NFL Betting Strategy: Why You Need to Watch as Many Games as Possible

By Loot, NFL Football Handicapper,

This is a seemingly obvious part of NFL handicapping, but one that is overlooked more often than not. There are simply things we need to know when betting on a team that don’t show up in the box scores. And when sifting through team stats, we might get pointed in the wrong direction if we didn’t put the time in and watch the games.

It can be hard. Games are taking place at the same time. Our girlfriends and wives are already irritated at how much time we spend watching football games and now you’re supposed to watch more? Well, yes and no. But maybe instead of watching your favorite team play every week, watch some other teams. Just manage the time you spend watching NFL better. Try to see as many teams as possible.

Seeing things for yourself is important. Statistics can be misleading. Sometimes, they are a fair indication of a player or team’s prowess. Other times, the stats are purely circumstantial–a byproduct of another set of conditions. You might see that a team that likes to pass has a running back that is putting together nice stats. Is it a matter of him being a great running back or that the team’s offense is diverse? Or is it a result of that team usually being way ahead in the second half, causing them to run a lot in the second half in a game that has already been decided?


In the above example, you would need to watch the game in order to determine what is going on. The first instinct is to accept the stats at face value. And if you see a pass-happy team with a running back with nice stats–you would usually conclude that this team’s offense has nice variety. Again, that might be the case. But it’s also very possible that the back’s stats are misleading–compiled mostly when the game was out of hand. You need to watch the game.

Conversely, you might see, for example, that a team that is a bit in the dumps is ranked high in pass-defense. Now they’re playing a pass-happy team and you figure that high-ranked pass “D” will help you cover the spread. But again, this is a potentially misleading stat. They may very well be a bit stronger against the pass, but maybe it’s misleading. That high ranking could actually be a result of failure, not excellence. The team with the high-ranked pass “D” got lit up in the first half a lot, causing the opponent to stop gunning in the second half. The opponent became more conservative in light of a big lead and ran the ball a lot to eat up clock. And that’s how you can end up with misleading stats.

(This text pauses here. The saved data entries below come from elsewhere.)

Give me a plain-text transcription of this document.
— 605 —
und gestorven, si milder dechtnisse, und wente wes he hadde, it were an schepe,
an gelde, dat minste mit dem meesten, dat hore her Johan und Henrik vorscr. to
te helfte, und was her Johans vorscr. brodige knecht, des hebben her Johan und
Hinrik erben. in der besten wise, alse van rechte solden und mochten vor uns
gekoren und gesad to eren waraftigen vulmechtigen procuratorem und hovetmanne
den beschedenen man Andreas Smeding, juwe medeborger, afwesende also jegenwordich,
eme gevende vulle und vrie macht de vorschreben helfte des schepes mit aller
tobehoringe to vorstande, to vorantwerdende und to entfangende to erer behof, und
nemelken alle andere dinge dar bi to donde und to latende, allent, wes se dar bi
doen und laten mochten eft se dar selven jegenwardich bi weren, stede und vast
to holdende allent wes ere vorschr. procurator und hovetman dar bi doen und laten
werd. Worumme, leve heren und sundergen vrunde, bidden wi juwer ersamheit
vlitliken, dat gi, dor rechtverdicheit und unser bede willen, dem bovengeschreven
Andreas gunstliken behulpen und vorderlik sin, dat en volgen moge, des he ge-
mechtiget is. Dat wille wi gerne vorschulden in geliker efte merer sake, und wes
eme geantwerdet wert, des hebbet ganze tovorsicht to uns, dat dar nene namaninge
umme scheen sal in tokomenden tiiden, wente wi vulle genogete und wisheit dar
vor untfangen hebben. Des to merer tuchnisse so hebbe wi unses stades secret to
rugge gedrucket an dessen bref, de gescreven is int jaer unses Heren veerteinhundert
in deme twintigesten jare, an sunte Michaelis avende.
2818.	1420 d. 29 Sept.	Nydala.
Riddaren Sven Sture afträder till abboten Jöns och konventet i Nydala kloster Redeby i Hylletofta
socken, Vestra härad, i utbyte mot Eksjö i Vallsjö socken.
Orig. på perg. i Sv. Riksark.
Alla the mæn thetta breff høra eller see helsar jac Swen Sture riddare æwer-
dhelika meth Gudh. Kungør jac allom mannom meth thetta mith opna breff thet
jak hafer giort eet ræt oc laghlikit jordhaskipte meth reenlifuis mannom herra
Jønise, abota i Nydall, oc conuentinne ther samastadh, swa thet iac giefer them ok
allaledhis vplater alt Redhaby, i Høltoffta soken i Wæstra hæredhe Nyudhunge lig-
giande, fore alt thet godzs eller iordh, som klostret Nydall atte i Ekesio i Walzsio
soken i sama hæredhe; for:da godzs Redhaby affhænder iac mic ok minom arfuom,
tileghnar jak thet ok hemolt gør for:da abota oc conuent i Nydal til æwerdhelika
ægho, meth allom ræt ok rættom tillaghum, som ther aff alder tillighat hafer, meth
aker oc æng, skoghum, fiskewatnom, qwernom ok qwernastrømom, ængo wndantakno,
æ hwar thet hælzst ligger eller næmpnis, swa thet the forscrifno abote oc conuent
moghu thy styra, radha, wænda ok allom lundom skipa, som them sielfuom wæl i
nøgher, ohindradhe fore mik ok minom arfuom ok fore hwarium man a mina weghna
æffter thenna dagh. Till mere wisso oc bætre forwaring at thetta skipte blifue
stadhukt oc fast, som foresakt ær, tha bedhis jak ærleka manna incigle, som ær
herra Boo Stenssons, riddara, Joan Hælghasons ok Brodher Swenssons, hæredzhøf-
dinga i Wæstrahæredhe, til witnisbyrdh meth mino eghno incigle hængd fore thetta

If you’re around this sport long enough, you will begin to look at stats with a more discerning eye and reject what you see “on paper.” The game is not played on paper. It’s played on a field, where a million different sets of circumstances can affect situations, and therefore stats. We want to move away from the “what” part of the equation and focus more on the “how.”

And when watching the games, you pick up a lot of information of a team’s spiritual level, which allows you to better gauge future bets. Here’s one that happens all the time. You see a team wholeheartedly devote themselves to winning a big game against a rival. They’re flying all over the field. They’re feverishly celebrating after every good play. They are just ultra-pumped up and they win a close one. The following week, they’re laying a bunch of points to a bad team.

In those spots, you will often see a team let down a little bit. They might win, but when being forced to cover a big number on the heels of a game where they left everything on the field, it can put the favored team in a really bad position. Or maybe you see a team lost the first game to their conference rival and now it’s time for the second game. You never saw the first game, but you feel that the 27-10 score tell you what you need to know. Maybe the losing team had some excruciatingly bad breaks–tipped interceptions in the red zone and a few flukey special teams plays. Again, in order to now for sure–you need to watch.